Des uppercuts de rêve me la relève pour apprendre à apprécier la réalité au dessus d'un nuage mais les coups de poing dans le ventre me recroqueville. Agenouillé, lorsque que tu te relève et que tu ose sur un touche d'espoir tenter un regard pour voir si les autres on des ailes blanches dans le dos, tu te rends compte que la triste Réa Lité te pointe du doigt et t'ordonne de remettre ta capuche. Tu te rend compte que vraiment ya que ta famille qui est en or. L'argent et le bronze ne t'intéresse alors tu cherche le rayonnement, même éphémère, d'une rencontre, d'un regard, d'un sourire. Si tu l'as déjà acquis expose toi y all life long sinon cherche et malheureusement certains s'arrêtent sur le bord de la route rencontrer des marchands de rêve pas comme moi ... ceux qui font effet. C'est pas la chute qui est importante c'est l'atterrissage.

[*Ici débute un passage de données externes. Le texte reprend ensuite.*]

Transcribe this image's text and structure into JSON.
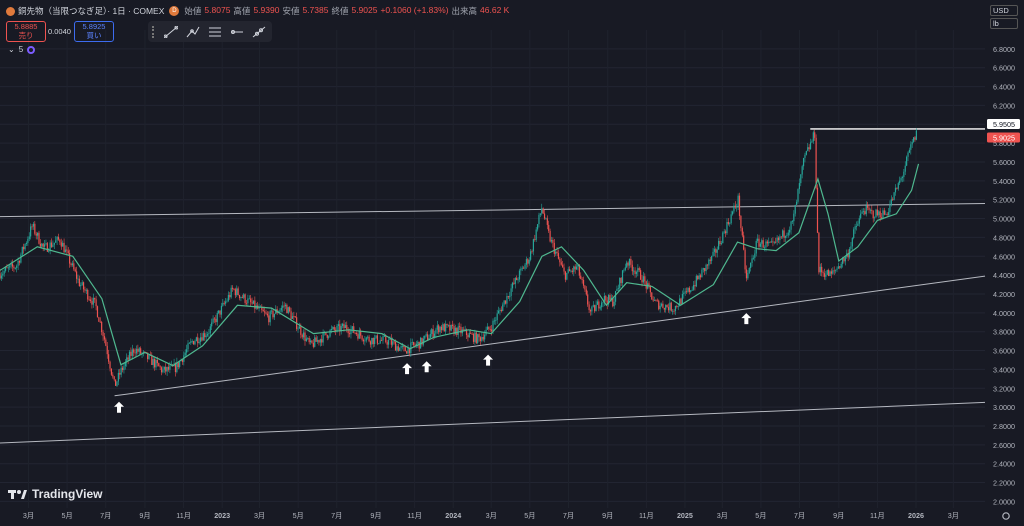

Tu serres des mains, tu entoures des épaules, tu colles des poitrines. Appui toi parce que je suis seul parce qu'on est seul, même celui qui est à coté de toi voit pas la même chose, pas sous le même angle puisque il est à coté. Essaye de t'en servir pour au moins soigner ta sortie : « Sortir glorieux tout en exprimant sa haine »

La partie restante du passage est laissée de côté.